"I am afraid I should need something besides lovely rooms and pretty sewing," Mrs. Burnham said laughingly.

"Yes, indeed! but I could do them; all sorts of things. I used to do things for Mrs. Parker, and for papa when he would let me. I was always coaxing papa to have a little bit of a house just large enough for us two, and let me take charge of it; I knew I could; I could learn, you know, and Mrs. Parker taught me a great many things; but he never would. Poor papa! he didn't want a home; he said that he had one once, and he wanted it to live in his memory forever. He meant that time—before mamma died. Do you think it is like most men to be so constant to a memory?"

"I do not know," Mrs. Burnham said, with an effort. She never knew what to say to Maybelle when she was in this mood. It was impossible to join in the talk about a dead mother, and not feel herself a hypocrite. But Maybelle was already on another theme.

"Dear Mrs. Burnham, I am glad we are alone to-night. There are matters about which I want to talk with you.

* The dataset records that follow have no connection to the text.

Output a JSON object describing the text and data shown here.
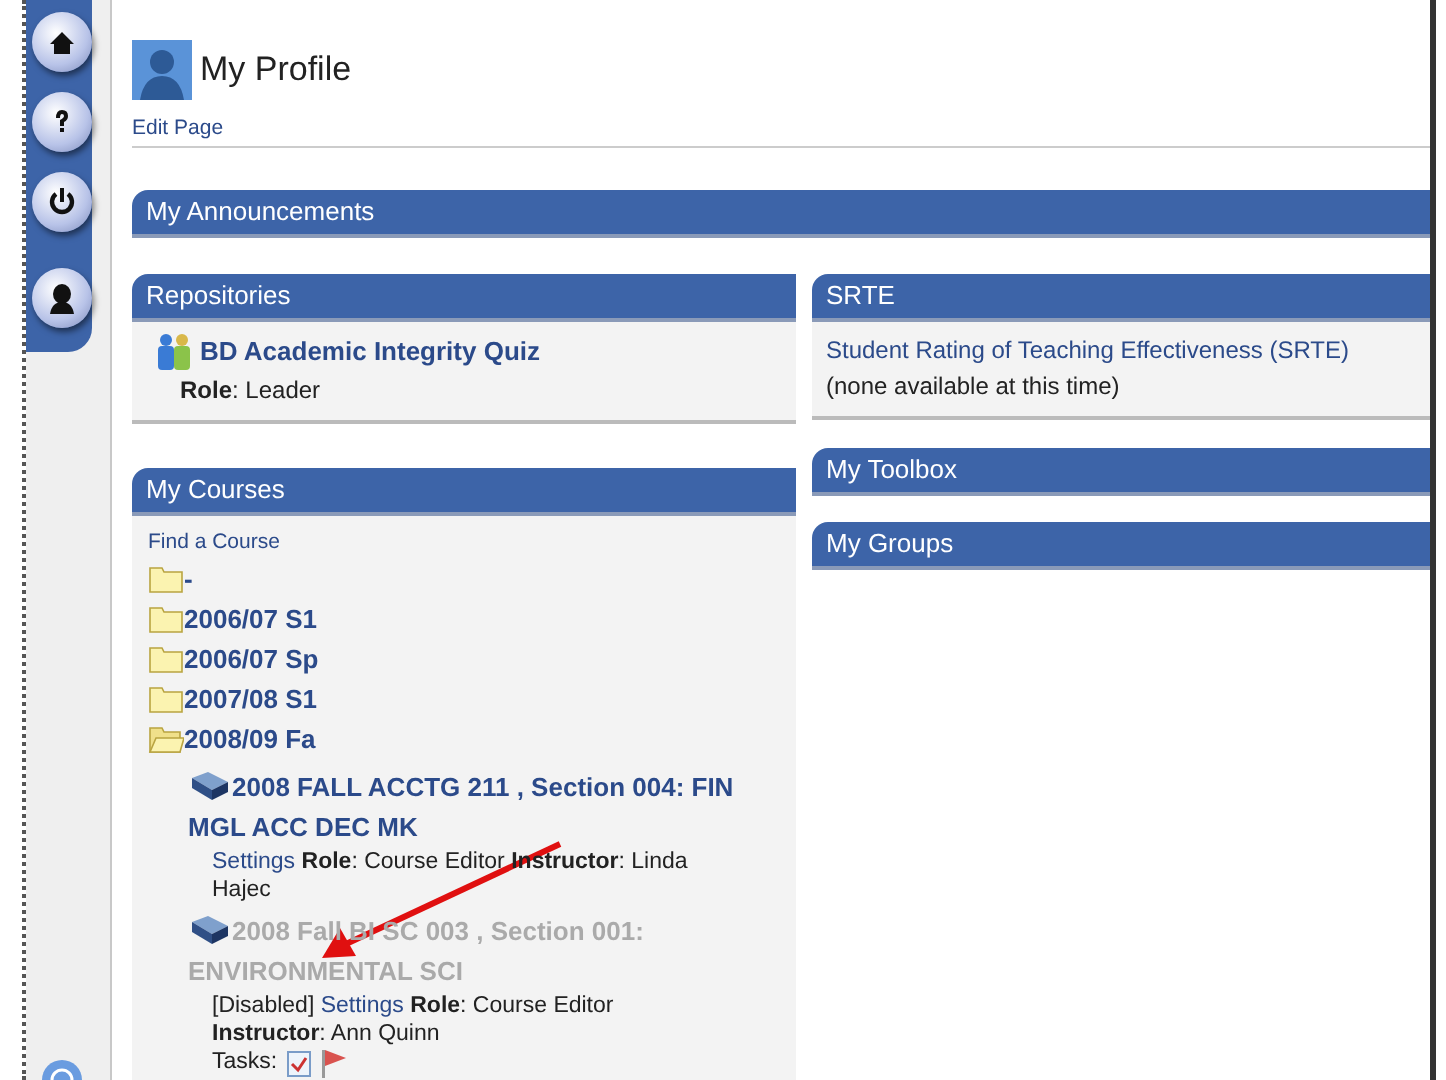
{
  "sidebar": {
    "buttons": [
      {
        "kind": "home"
      },
      {
        "kind": "help"
      },
      {
        "kind": "power"
      },
      {
        "kind": "profile"
      }
    ]
  },
  "header": {
    "title": "My Profile",
    "edit_link": "Edit Page"
  },
  "announcements": {
    "title": "My Announcements"
  },
  "repositories": {
    "title": "Repositories",
    "items": [
      {
        "title": "BD Academic Integrity Quiz",
        "role": "**Role**: Leader"
      }
    ]
  },
  "courses": {
    "title": "My Courses",
    "find_link": "Find a Course",
    "folders": [
      {
        "label": "-",
        "expanded": false
      },
      {
        "label": "2006/07 S1",
        "expanded": false
      },
      {
        "label": "2006/07 Sp",
        "expanded": false
      },
      {
        "label": "2007/08 S1",
        "expanded": false
      },
      {
        "label": "2008/09 Fa",
        "expanded": true,
        "children": [
          {
            "title": "2008 FALL ACCTG 211 , Section 004: FIN MGL ACC DEC MK",
            "disabled": false,
            "settings": "Settings",
            "role": "**Role**: Course Editor **Instructor**: Linda Hajec"
          },
          {
            "title": "2008 Fall BI SC 003 , Section 001: ENVIRONMENTAL SCI",
            "disabled": true,
            "disabled_label": "[Disabled]",
            "settings": "Settings",
            "role": "**Role**: Course Editor **Instructor**: Ann Quinn",
            "tasks_label": "Tasks:"
          }
        ]
      }
    ]
  },
  "srte": {
    "title": "SRTE",
    "link": "Student Rating of Teaching Effectiveness (SRTE)",
    "note": "(none available at this time)"
  },
  "toolbox": {
    "title": "My Toolbox"
  },
  "groups": {
    "title": "My Groups"
  }
}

"Do you know, I have been treated always like a little girl? and it seems to me that the time has come for me to begin to be a woman. I used to try to get papa to tell me about his affairs, but he never would. During those last dreadful days, all he would tell me was that he had left everything to Aunt Mamie, and I was to do just as she said. But I have a feeling that papa was poor; and that he just made enough by his pictures to support us, perhaps not always that; I have thought lately that perhaps a great many of my nice things and—and opportunities, came through Aunt Mamie. Madame Sternheim has dropped hints more than once that have made me believe so. And now,—don't you think I ought to know all about it, and be making plans to support myself?"

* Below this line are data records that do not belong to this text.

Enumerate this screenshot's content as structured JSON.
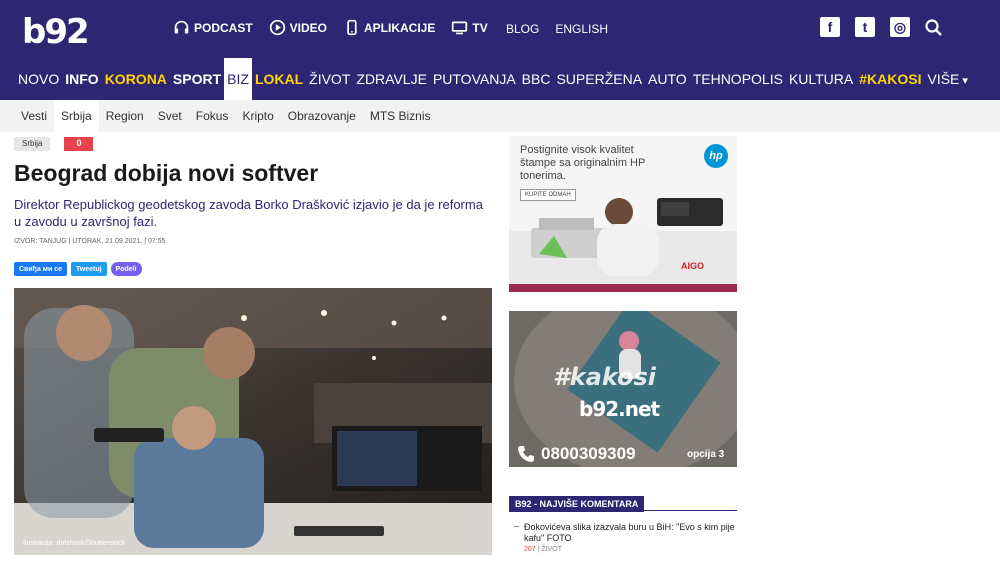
{
  "header": {
    "logo": "b92",
    "top_nav": [
      {
        "label": "PODCAST",
        "icon": "headphones-icon"
      },
      {
        "label": "VIDEO",
        "icon": "play-icon"
      },
      {
        "label": "APLIKACIJE",
        "icon": "phone-icon"
      },
      {
        "label": "TV",
        "icon": "tv-icon"
      }
    ],
    "top_right": [
      "BLOG",
      "ENGLISH"
    ],
    "social": [
      {
        "name": "facebook-icon",
        "glyph": "f"
      },
      {
        "name": "twitter-icon",
        "glyph": "t"
      },
      {
        "name": "instagram-icon",
        "glyph": "◎"
      }
    ],
    "colors": {
      "brand": "#2e2673",
      "highlight": "#ffd400",
      "accent_red": "#e8424a"
    }
  },
  "main_nav": [
    {
      "label": "NOVO",
      "style": "normal"
    },
    {
      "label": "INFO",
      "style": "bold"
    },
    {
      "label": "KORONA",
      "style": "yellow"
    },
    {
      "label": "SPORT",
      "style": "bold"
    },
    {
      "label": "BIZ",
      "style": "active"
    },
    {
      "label": "LOKAL",
      "style": "yellow"
    },
    {
      "label": "ŽIVOT",
      "style": "normal"
    },
    {
      "label": "ZDRAVLJE",
      "style": "normal"
    },
    {
      "label": "PUTOVANJA",
      "style": "normal"
    },
    {
      "label": "BBC",
      "style": "normal"
    },
    {
      "label": "SUPERŽENA",
      "style": "normal"
    },
    {
      "label": "AUTO",
      "style": "normal"
    },
    {
      "label": "TEHNOPOLIS",
      "style": "normal"
    },
    {
      "label": "KULTURA",
      "style": "normal"
    },
    {
      "label": "#KAKOSI",
      "style": "yellow"
    },
    {
      "label": "VIŠE",
      "style": "more"
    }
  ],
  "sub_nav": [
    {
      "label": "Vesti",
      "active": false
    },
    {
      "label": "Srbija",
      "active": true
    },
    {
      "label": "Region",
      "active": false
    },
    {
      "label": "Svet",
      "active": false
    },
    {
      "label": "Fokus",
      "active": false
    },
    {
      "label": "Kripto",
      "active": false
    },
    {
      "label": "Obrazovanje",
      "active": false
    },
    {
      "label": "MTS Biznis",
      "active": false
    }
  ],
  "article": {
    "category_tag": "Srbija",
    "comment_count": "0",
    "title": "Beograd dobija novi softver",
    "lead": "Direktor Republickog geodetskog zavoda Borko Drašković izjavio je da je reforma u zavodu u završnoj fazi.",
    "meta": "IZVOR: TANJUG | UTORAK, 21.09.2021. | 07:55",
    "share": {
      "facebook": "Свиђа ми се",
      "twitter": "Tweetuj",
      "viber": "Podeli"
    },
    "photo_caption": "Ilustracija: dotshock/Shutterstock"
  },
  "ads": {
    "hp": {
      "text": "Postignite visok kvalitet štampe sa originalnim HP tonerima.",
      "cta": "KUPITE ODMAH",
      "logo": "hp",
      "partner": "AIGO"
    },
    "kakosi": {
      "hashtag": "#kakosi",
      "site": "b92.net",
      "phone": "0800309309",
      "option": "opcija 3"
    }
  },
  "sidebar_widget": {
    "title": "B92 - NAJVIŠE KOMENTARA",
    "items": [
      {
        "title": "Đokovićeva slika izazvala buru u BiH: \"Evo s kim pije kafu\" FOTO",
        "count": "207",
        "section": "ŽIVOT"
      }
    ]
  }
}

"My dear!" was all that Ruth could say, in an almost dismayed tone. Maybelle's future and her connection with it were more puzzling to Erskine Burnham's mother than they could possibly be to this child. The earnest young voice went on:—

"I wrote to Aunt Mamie just how I felt, but she cannot see it as I do. She says that she is alone in the world, that money is the only thing she has enough of, and that papa gave me to her to take care of. She does not understand why I should not be quite happy over such an arrangement; but dear Mrs. Burnham, I am sure you do. It is not that I do not love to belong to her, I mean to, always; and sometimes I cannot sleep for the joy of thinking that she loves me so dearly; I can't think why she does. But don't you think that a self-respecting girl wants to support herself just as soon as she possibly can, unless she has a father and mother who can do it as well as not, and want to?"

This also was a sore and embarrassing phase of the subject to poor Ruth. Oh, to be able to say to her that her mother, her own mother, was in a position to cover for her every need that money could supply and that the man who now stood in the place of father to her would insist upon so much tardy justice—if he knew of her existence! Yet Ruth's common sense told her that even though there were no terrible reasons for silence for the sake of others, the hardest blow that could be given to a girl like Maybelle would be to destroy her beautiful illusions of her mother with the base truth. That mother of sacred memory, alive, well, living in ease and luxury and ignoring her as utterly as though she had never been born! Could such a cruel blow as that be borne! Yet any words that this much-tried woman could arrange in reply to the appeal just made, seemed false. She hesitated, and knew that her face was flushing under the girl's earnest gaze. At last, she said the only words there seemed left for her to say.

"My dear, I am a little bit on both sides of this question. I certainly sympathize with your view, and on general principles should agree with you. But the circumstances are peculiar this time." And as she said the words she felt like a hypocrite; how peculiar they were, that poor child had not the least idea! "Miss Parker is, as she says, practically alone in the world. Her brother's marriage is a coming event; then he will not need her any more, in the special sense in which she can help him now, and he does not need her money, for he has plenty of his own. Their father discovered a gold mine, you know, as well as one of another metal, almost more valuable than gold. So, if Miss Parker wants to spend a little of her surplus money upon you, because she loves you, ought you not to please her in this, and be governed by her advice, at least for the present? When you are older, and especially when Miss Parker returns home, which I think she will do before very long, probably some plans can be made that will please you both. Cannot you wait, dear?"

Maybelle sat thoughtful for a moment, then she drew a long sigh.